Título: Desconfiança marca a relação EUA-China
Autor: Trevisan, Claudia
Fonte: O Estado de São Paulo, 15/11/2009, Internacional, p. A16

Diálogo entre os dois países está em seu melhor momento, mas questão militar ainda causa desentendimentos entre Pequim e Washington

A relação bilateral entre EUA e China passa por um dos melhores momentos da história, mas Washington e Pequim continuam a nutrir uma profunda desconfiança um pelo outro - principalmente no que diz respeito à questão militar. Os dois países estiveram em campos opostos durante grande parte da Guerra Fria e se enfrentaram na Guerra da Coreia (1950-1953), quando 1 milhão de chineses morreram.

Os americanos criticam a falta de transparência de Pequim no processo de expansão e modernização de seu Exército e afirmam que ele poderá desestabilizar a região Ásia-Pacífico. A presença militar dos EUA na Coreia do Sul e no Japão, vizinhos da China, e sua aliança com vários dos países asiáticos são vistas com preocupação por Pequim, que teme a ação americana para evitar a ascensão chinesa no tabuleiro do poder global.

Os chineses também não aceitam o apoio dos EUA a Taiwan e pedem que Washington deixe de vender armas à ilha, onde os nacionalistas chineses se refugiaram depois da derrota na guerra civil, em 1949.

"O maior desafio desse relacionamento é lidar com o problema da desconfiança recíproca", afirmou Stapleton Roy, diretor do Instituto Kissinger na China, durante um debate no Brookings Institution, em Washington, realizado no dia 6.

GARANTIA

Do lado chinês, o desconforto cresceu depois que o vice-secretário de Estado americano, James Steinberg, afirmou em setembro que a China deveria dar ao mundo uma "garantia estratégica" em seu processo de ascensão.

"Garantia estratégica se baseia em uma central, ainda que tácita, barganha.
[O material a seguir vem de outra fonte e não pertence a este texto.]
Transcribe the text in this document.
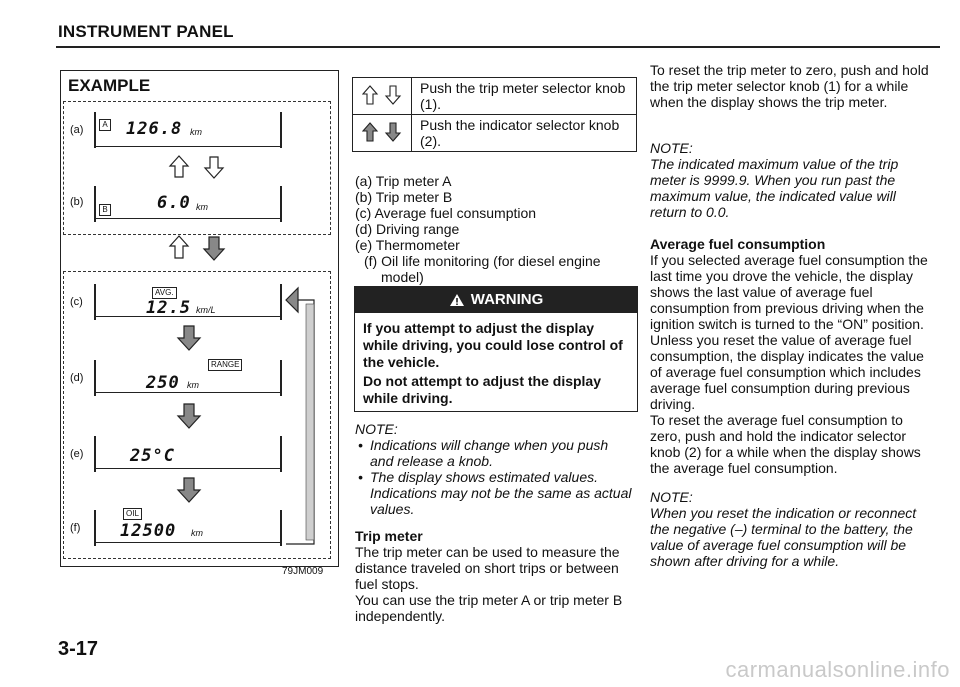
INSTRUMENT PANEL
EXAMPLE
(a)	A 126.8 km
(b)
B	6.0 km
(c)
AVG.
12.5 km/L
(d)
RANGE
250 km
(e)	25°C
(f)
OIL
12500 km
79JM009
	Push the trip meter selector knob (1).
	Push the indicator selector knob (2).
(a) Trip meter A
(b) Trip meter B
(c) Average fuel consumption
(d) Driving range
(e) Thermometer
(f) Oil life monitoring (for diesel engine
model)
WARNING
If you attempt to adjust the display while driving, you could lose control of the vehicle.
Do not attempt to adjust the display while driving.
NOTE:
• Indications will change when you push and release a knob.
• The display shows estimated values. Indications may not be the same as actual values.
Trip meter
The trip meter can be used to measure the distance traveled on short trips or between fuel stops.
You can use the trip meter A or trip meter B independently.
To reset the trip meter to zero, push and hold the trip meter selector knob (1) for a while when the display shows the trip meter.
NOTE:
The indicated maximum value of the trip meter is 9999.9. When you run past the maximum value, the indicated value will return to 0.0.
Average fuel consumption
If you selected average fuel consumption the last time you drove the vehicle, the display shows the last value of average fuel consumption from previous driving when the ignition switch is turned to the “ON” position. Unless you reset the value of average fuel consumption, the display indicates the value of average fuel consumption which includes average fuel consumption during previous driving.
To reset the average fuel consumption to zero, push and hold the indicator selector knob (2) for a while when the display shows the average fuel consumption.
NOTE:
When you reset the indication or reconnect the negative (–) terminal to the battery, the value of average fuel consumption will be shown after driving for a while.
3-17
carmanualsonline.info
Da mesma maneira que nós e nossos aliados devemos deixar claro que estamos preparados para dar boas-vindas à chegada da China como uma próspera e bem-sucedida potência, Pequim deve assegurar que seu desenvolvimento não ocorrerá em detrimento da segurança e do bem-estar dos outros", disse Steinberg, em discurso proferido no Center for a New American Security.

Desde então, os chineses se perguntam se essa é a nova linha da política externa dos EUA em relação a seu país, em substituição à que foi elaborada pelo antecessor de Steinberg, Robert Zoellick, que pregava a necessidade de a China ser um "participante responsável" da comunidade internacional.

"Os chineses têm paixão pelo que eu chamo de diplomacia de slogans", observou David Shambaugh, diretor do programa sobre política chinesa da Universidade George Washington e professor da Academia Chinesa de Ciências Sociais. "Eles estão perplexos e tentando entender o que isso significa."

De acordo com Stapleton Roy, do Instituto Kissinger, o desconforto chinês é ainda maior pelo fato de Steinberg não ter feito menção à necessidade de garantia estratégica dos EUA em relação à China.

"É certamente razoável para os EUA e outros países se preocuparem com o impacto da crescente riqueza e poder da China sobre seus respectivos interesses", disse Roy. "Mas é igualmente razoável a China se preocupar com a possibilidade de os EUA, sozinhos ou em articulação com outros países, concluírem que a ascensão da China é prejudicial aos nossos interesses e adotarem medidas destinadas a inibir o crescimento chinês", afirmou Roy.